Prude’s death came after his brother, Joe Prude, had called 911 seeking help for his erratic behavior. Prude had run away from his brother’s home late in the night, about eight hours after officers had already taken him into custody for a mental health evaluation because of suicidal thoughts. Prude spent a few hours in the hospital for the evaluation and then was released, Joe Prude told officers.
The Monroe County medical examiner listed the manner of death as homicide caused by “complications of asphyxia in the setting of physical restraint.” The report cited excited delirium and acute intoxication by phencyclidine, or PCP, as contributing factors.
A police internal affairs investigation cleared the officers involved of any wrongdoing, concluding in April that their “actions and conduct displayed when dealing with Prude appear to be appropriate and consistent with their training.” The seven officers were suspended Thursday.
Protesters have called on Warren and Singletary to step down over the delay in releasing details of Prude’s death. They’ve also demanded police accountability and legislation to change how authorities respond to mental health emergencies.

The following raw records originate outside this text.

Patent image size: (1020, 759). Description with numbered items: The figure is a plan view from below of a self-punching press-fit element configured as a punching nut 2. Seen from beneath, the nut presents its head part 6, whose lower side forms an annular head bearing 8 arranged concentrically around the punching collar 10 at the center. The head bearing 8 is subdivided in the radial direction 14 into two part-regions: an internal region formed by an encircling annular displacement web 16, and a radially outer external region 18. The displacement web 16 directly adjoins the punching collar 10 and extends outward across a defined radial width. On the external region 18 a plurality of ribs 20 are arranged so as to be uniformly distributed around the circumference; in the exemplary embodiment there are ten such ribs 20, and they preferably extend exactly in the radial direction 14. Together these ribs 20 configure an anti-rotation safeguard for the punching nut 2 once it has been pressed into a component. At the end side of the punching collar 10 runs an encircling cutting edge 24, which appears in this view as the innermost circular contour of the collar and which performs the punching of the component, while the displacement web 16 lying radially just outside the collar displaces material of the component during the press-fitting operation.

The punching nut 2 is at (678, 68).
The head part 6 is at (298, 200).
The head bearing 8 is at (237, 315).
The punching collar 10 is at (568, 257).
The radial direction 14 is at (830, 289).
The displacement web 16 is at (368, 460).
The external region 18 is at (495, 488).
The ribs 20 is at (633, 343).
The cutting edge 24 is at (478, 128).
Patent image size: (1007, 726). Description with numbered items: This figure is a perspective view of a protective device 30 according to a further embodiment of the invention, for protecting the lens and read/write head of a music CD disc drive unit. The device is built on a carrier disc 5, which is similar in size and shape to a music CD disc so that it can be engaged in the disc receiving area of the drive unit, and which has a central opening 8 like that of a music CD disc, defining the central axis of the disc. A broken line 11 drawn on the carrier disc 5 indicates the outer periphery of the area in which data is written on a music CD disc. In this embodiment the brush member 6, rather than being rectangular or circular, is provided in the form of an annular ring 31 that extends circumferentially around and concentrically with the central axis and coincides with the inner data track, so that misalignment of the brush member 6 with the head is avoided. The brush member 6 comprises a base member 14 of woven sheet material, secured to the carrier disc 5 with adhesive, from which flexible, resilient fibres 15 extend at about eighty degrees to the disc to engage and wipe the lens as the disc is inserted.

The mayor and police chief said Sunday they had no plans to resign.
Warren did not provide specifics Sunday about how the crisis intervention team’s move would change the policing of a person going through a mental health crisis. But she said the city will double the availability of mental health professionals and work with Rochester’s Commission on Racial and Structural Equity, or RASE, to re-envision the police department and how it responds to mental health crises.
“The chief and I, we love our city. We were born and raised here,” she said Sunday. “We are committed to making the necessary changes to make sure this community moves forward.”